Fonte des glaces : l’urgence face aux enjeux environnementaux, politiques, sociaux et sanitaires

publié le dans
Fonte des glaces : l’urgence face aux enjeux environnementaux, politiques, sociaux et sanitaires

Avec le réchauffement climatique, la fonte des glaces s’accélère, que ce soit la banquise en Antarctique, en Arctique, ou les calottes glaciaires continentales dans les chaînes de montagnes comme l’Himalaya.

Les études sur ces phénomènes sont multiples et l’on peut voir partout des chiffres plus impressionnants les uns que les autres. Depuis le début des années 1990, l’Antarctique a perdu près de trois mille milliards de tonnes de glace. En l’espace de 30 ans, la banquise arctique a fondu d’une surface équivalente à six fois la France. Les scientifiques estiment que la fonte de la calotte glaciaire est désormais responsable de 25,6 % de l’élévation du niveau de la mer.

La fonte des glaces a évidemment des impacts environnementaux ressentis sur les faunes et les flores locales, mais les enjeux les concernant sont en réalité multiples.

En Arctique, vers l’ouverture de routes maritimes supplémentaires ?

Le pôle Sud est un espace de science pour l’instant protégé de toute exploitation, et qui reste une des dernières zones démilitarisées du Globe. À l’inverse, le pôle Nord est un espace convoité pour ses ressources d’énergies fossiles et fréquenté par les plus grandes puissances militaires.

La fonte des glaces provoquée par le réchauffement climatique facilite le développement de nouvelles routes arctiques qui longent aujourd’hui les côtes des pays riverains. L’une slalome entre les îles au large du Canada et l’autre passe le long des côtes russes.

La route maritime du Nord-Est est celle qui représente le plus grand potentiel pour écourter les distances entre l’Europe et l’Asie. Elle permettrait des économies sur les coûts de transport par rapport aux routes empruntant les canaux de Suez et du Panama. On parle de la règle des 30% pour 30% de gain de distances entre les ports chinois et les ports européens, et 30% de gain de coûts d’exploitation et de frais de carburant.

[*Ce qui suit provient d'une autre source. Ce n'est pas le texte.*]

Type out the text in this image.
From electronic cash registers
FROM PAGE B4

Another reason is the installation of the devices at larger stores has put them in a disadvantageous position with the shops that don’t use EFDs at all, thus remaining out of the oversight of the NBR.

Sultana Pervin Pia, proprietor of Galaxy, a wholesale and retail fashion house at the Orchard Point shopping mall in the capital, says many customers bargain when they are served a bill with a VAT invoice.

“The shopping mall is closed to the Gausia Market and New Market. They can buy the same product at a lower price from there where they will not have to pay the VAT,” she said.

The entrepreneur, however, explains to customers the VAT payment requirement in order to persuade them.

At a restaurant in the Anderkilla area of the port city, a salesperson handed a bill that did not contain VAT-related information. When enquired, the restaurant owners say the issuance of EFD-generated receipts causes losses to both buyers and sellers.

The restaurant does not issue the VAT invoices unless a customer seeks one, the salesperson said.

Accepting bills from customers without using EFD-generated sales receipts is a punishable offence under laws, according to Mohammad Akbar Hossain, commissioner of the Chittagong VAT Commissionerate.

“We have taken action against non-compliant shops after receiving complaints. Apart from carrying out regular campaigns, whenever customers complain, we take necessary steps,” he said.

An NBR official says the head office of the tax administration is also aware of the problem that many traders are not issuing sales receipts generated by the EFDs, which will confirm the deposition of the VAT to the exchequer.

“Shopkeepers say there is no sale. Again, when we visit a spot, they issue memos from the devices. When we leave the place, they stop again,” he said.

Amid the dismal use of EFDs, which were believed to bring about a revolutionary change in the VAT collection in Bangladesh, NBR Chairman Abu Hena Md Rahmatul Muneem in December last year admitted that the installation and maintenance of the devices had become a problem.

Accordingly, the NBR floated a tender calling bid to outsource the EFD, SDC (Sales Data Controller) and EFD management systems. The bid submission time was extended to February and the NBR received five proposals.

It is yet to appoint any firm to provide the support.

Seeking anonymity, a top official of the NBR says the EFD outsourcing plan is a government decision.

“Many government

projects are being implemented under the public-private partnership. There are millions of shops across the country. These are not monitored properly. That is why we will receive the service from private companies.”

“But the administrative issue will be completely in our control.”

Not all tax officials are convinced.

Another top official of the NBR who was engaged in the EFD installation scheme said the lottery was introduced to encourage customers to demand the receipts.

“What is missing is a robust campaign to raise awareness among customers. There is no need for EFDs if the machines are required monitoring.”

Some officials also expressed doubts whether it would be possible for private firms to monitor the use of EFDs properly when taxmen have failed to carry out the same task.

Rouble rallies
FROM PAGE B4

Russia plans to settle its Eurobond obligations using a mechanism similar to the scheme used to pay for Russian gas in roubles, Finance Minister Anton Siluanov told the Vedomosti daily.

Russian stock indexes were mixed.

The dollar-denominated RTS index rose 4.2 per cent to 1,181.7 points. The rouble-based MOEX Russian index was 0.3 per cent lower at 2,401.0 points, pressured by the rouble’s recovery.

Ces bénéfices sont toutefois à nuancer, car de nombreux obstacles demeurent : hydrographie imparfaite, trafic estival interrompu par la reconstitution des glaces à l’automne, conditions météorologiques difficiles rendant l’assistance de brise-glace souvent nécessaire, même en été.

Le développement de la navigation commerciale en Arctique reste une perspective éloignée, mais sera un des enjeux du XXIe siècle. En effet, le réchauffement climatique laisse entrevoir dans les décennies à venir une navigation estivale libre de glaces entre mai et novembre, notamment le long des côtes russes. Aucun modèle climatique n’envisage cependant la fonte totale de la banquise en hiver.

De nos jours, les navires qui empruntent la route du Nord-Est sont encore contraints de transiter dans les eaux côtières russes, mais pourront sans doute naviguer hors des eaux de la zone économique exclusive (ZEE) sous contrôle russe dans vingt-cinq ou trente ans.

Le Canada et la Russie revendiquent chacun de leur côté la souveraineté des voies maritimes au large de leurs côtes, mais pas pour les mêmes objectifs. Le Canada s’est arrogé toute la zone archipélagique du Nord comme “eaux intérieures”. Il considère en effet que ces îles sont une continuité naturelle du continent américain.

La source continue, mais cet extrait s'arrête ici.